We started the approach at around 9:20am and boy was it was hot down low, I always seem to underestimate the power of the sun. We sped our way up, feeling the pressure of the congo line behind us. Along the way, we talked to an older gentleman for a bit that looked like he frequented the area, and it was great to get some insights and share goals for the day.

Nisqually Chute Approach Taking a quick break to appreciate the beautiful sights of the Nisqually Chute.

Given the the power of the sun and the head start it got on us this morning, we split off from the main crowd early and decided to only go up as far as we needed to drop into the chute so the snow didn’t bake anymore than it already had.

Nisqually Chute Ant Farm Looking back it looked like someone spilled an ant farm.

Once we neared the transition spot we picked out at top of rock outcrop, the clouds rolled in over the Nisqually River valley. By the time we finished transitioning, five people ended up beating us to the chute. Michael dropped in first, and I made sure to get a video of him going down, which seemed to last forever, but in reality was around a minute long. The shear size of the chute starts to sink in.

Down Nisqually Chute Michael going down the Nisqually Chute.

He gets skiiers right over the lip at the bottom of the run and signals that he is in an island of safety.
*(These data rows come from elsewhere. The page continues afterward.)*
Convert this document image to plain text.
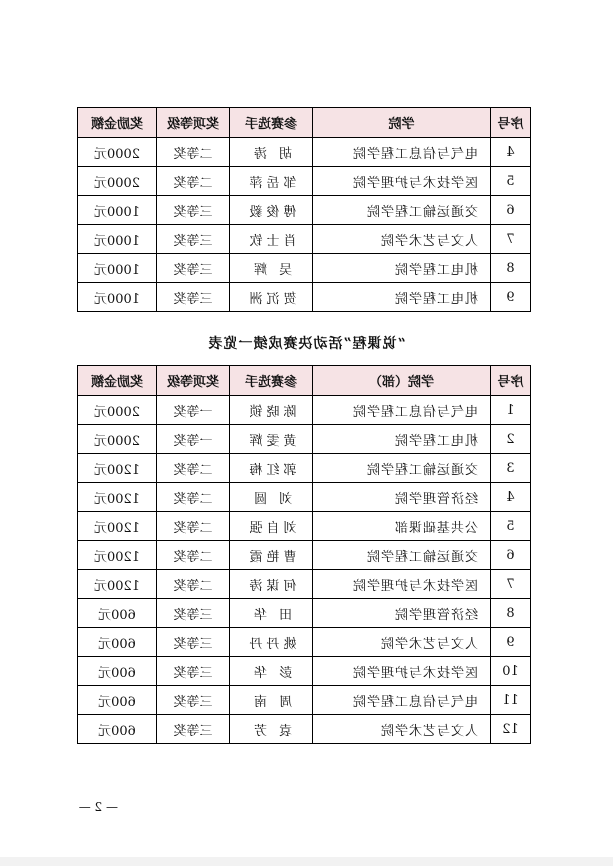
序号	学院	参赛选手	奖项等级	奖励金额
4	电气与信息工程学院	胡 涛	二等奖	2000元
5	医学技术与护理学院	邹岳萍	二等奖	2000元
6	交通运输工程学院	傅俊毅	三等奖	1000元
7	人文与艺术学院	肖士钦	三等奖	1000元
8	机电工程学院	吴 辉	三等奖	1000元
9	机电工程学院	贺沉洲	三等奖	1000元
“说课程”活动决赛成绩一览表
序号	学院（部）	参赛选手	奖项等级	奖励金额
1	电气与信息工程学院	陈晓锁	一等奖	2000元
2	机电工程学院	黄雯辉	一等奖	2000元
3	交通运输工程学院	郭红梅	二等奖	1200元
4	经济管理学院	刘 圆	二等奖	1200元
5	公共基础课部	刘自强	二等奖	1200元
6	交通运输工程学院	曹艳霞	二等奖	1200元
7	医学技术与护理学院	何谋涛	二等奖	1200元
8	经济管理学院	田 华	三等奖	600元
9	人文与艺术学院	姚丹丹	三等奖	600元
10	医学技术与护理学院	彭 华	三等奖	600元
11	电气与信息工程学院	周 南	三等奖	600元
12	人文与艺术学院	袁 芳	三等奖	600元
— 2 —
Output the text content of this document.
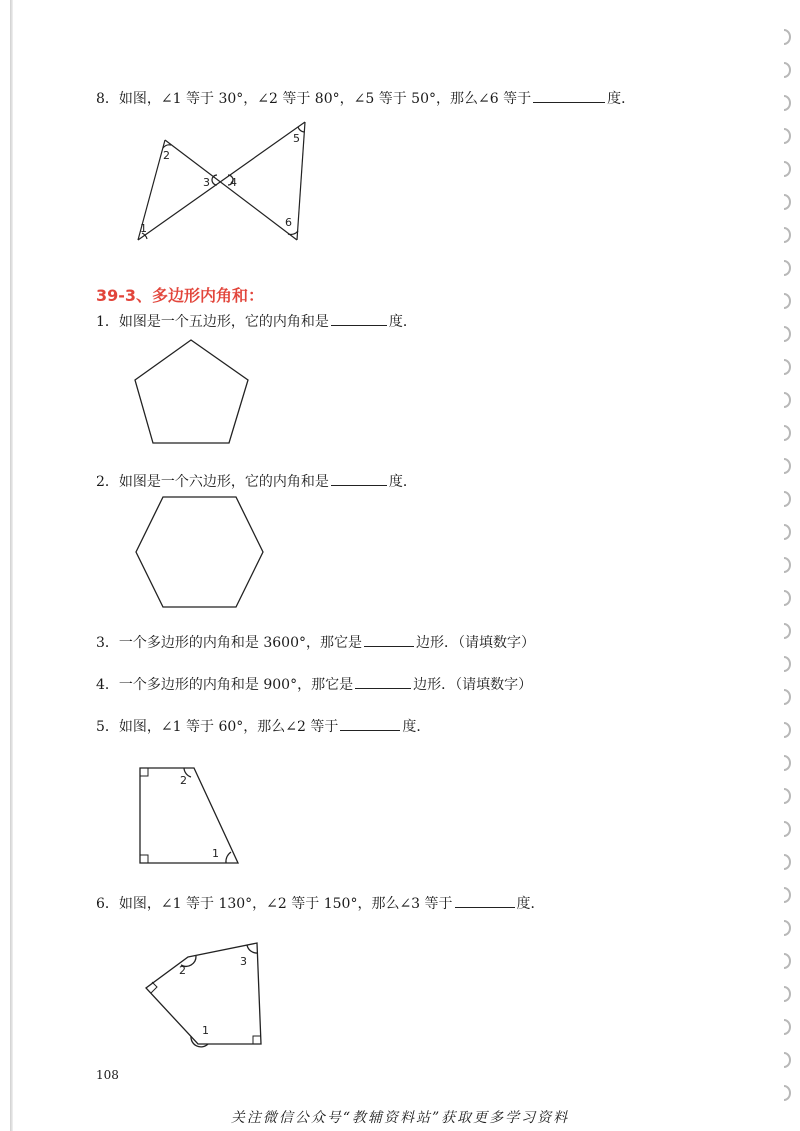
8．如图，∠1 等于 30°，∠2 等于 80°，∠5 等于 50°，那么∠6 等于	度．
1
2
3 4
5
6
39-3、多边形内角和：
1．如图是一个五边形，它的内角和是	度．
2．如图是一个六边形，它的内角和是	度．
3．一个多边形的内角和是 3600°，那它是	边形．（请填数字）
4．一个多边形的内角和是 900°，那它是	边形．（请填数字）
5．如图，∠1 等于 60°，那么∠2 等于	度．
2
1
6．如图，∠1 等于 130°，∠2 等于 150°，那么∠3 等于	度．
2
3
1
108
关注微信公众号“教辅资料站”获取更多学习资料
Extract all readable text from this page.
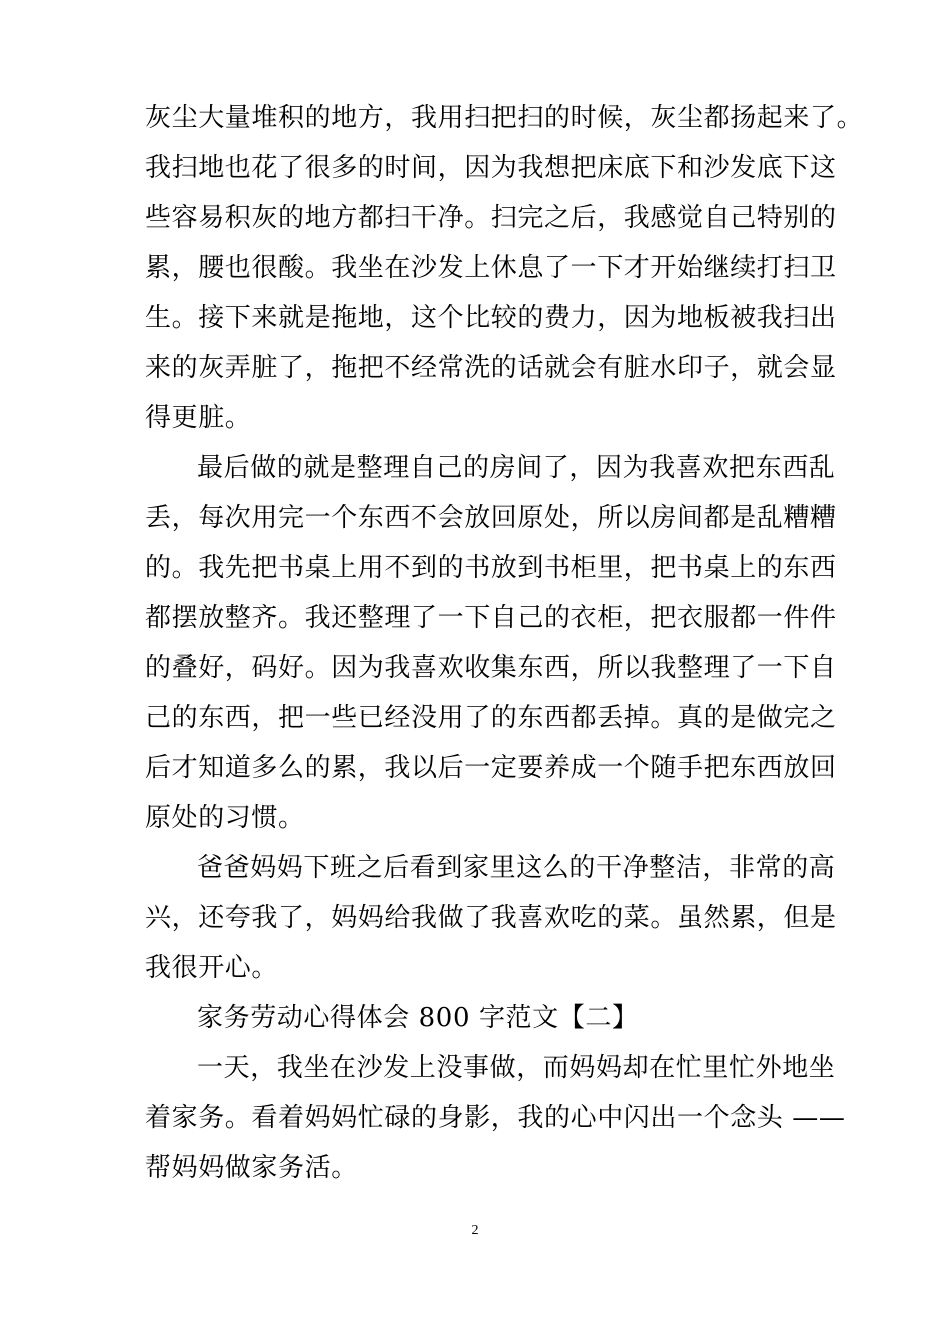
灰尘大量堆积的地方，我用扫把扫的时候，灰尘都扬起来了。
我扫地也花了很多的时间，因为我想把床底下和沙发底下这
些容易积灰的地方都扫干净。扫完之后，我感觉自己特别的
累，腰也很酸。我坐在沙发上休息了一下才开始继续打扫卫
生。接下来就是拖地，这个比较的费力，因为地板被我扫出
来的灰弄脏了，拖把不经常洗的话就会有脏水印子，就会显
得更脏。
最后做的就是整理自己的房间了，因为我喜欢把东西乱
丢，每次用完一个东西不会放回原处，所以房间都是乱糟糟
的。我先把书桌上用不到的书放到书柜里，把书桌上的东西
都摆放整齐。我还整理了一下自己的衣柜，把衣服都一件件
的叠好，码好。因为我喜欢收集东西，所以我整理了一下自
己的东西，把一些已经没用了的东西都丢掉。真的是做完之
后才知道多么的累，我以后一定要养成一个随手把东西放回
原处的习惯。
爸爸妈妈下班之后看到家里这么的干净整洁，非常的高
兴，还夸我了，妈妈给我做了我喜欢吃的菜。虽然累，但是
我很开心。
家务劳动心得体会 800 字范文【二】
一天，我坐在沙发上没事做，而妈妈却在忙里忙外地坐
着家务。看着妈妈忙碌的身影，我的心中闪出一个念头 ——
帮妈妈做家务活。
2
I start making my turns, and the chute feels like a big open bowl it is so wide. By the time I reach the end my legs dead, I definitley need to work on my ski stamina.

The snow in the chute was great, but as soon as I met up with Michael in the island of safety it started to get soft, warm, and grabby. We decide to finish the bridge run, versus skin up and out, and made some miserable turns down to the next section.

Nisqually Chute Post Run Looking back at the chute. We stopped to watch some others drop into the chute that’s looker’s right.

The snow got better for the next set of turns, we weren’t sure if it was reverse corn from the cloud cover, or had just been more protected from the sun.

Nisqually Chute Half Way There was a nice section of corn half way down the run.

From there we followed the tracks that were in ahead of use to the right into more grabby snow, trying to keep speed, but ultimately having to do the awkward ski stepping up the hill so we could build up enough gravity to side hill out.

Tip: The two guys that had dropped down the chute just downhill of ours ended up catching up to use and took the more left, Southern, route staying high and were able to cruise out with out much effort.

Nisqually Chute Last Leg The last leg of the run with the bridge in sight.

Skiing along the creek on the way out was beautiful. We reached the bridge around 1:00PM and took some obligatory bridge pics, then finished the day at Rainier BaseCamp Bar & Grill for burgers and beer.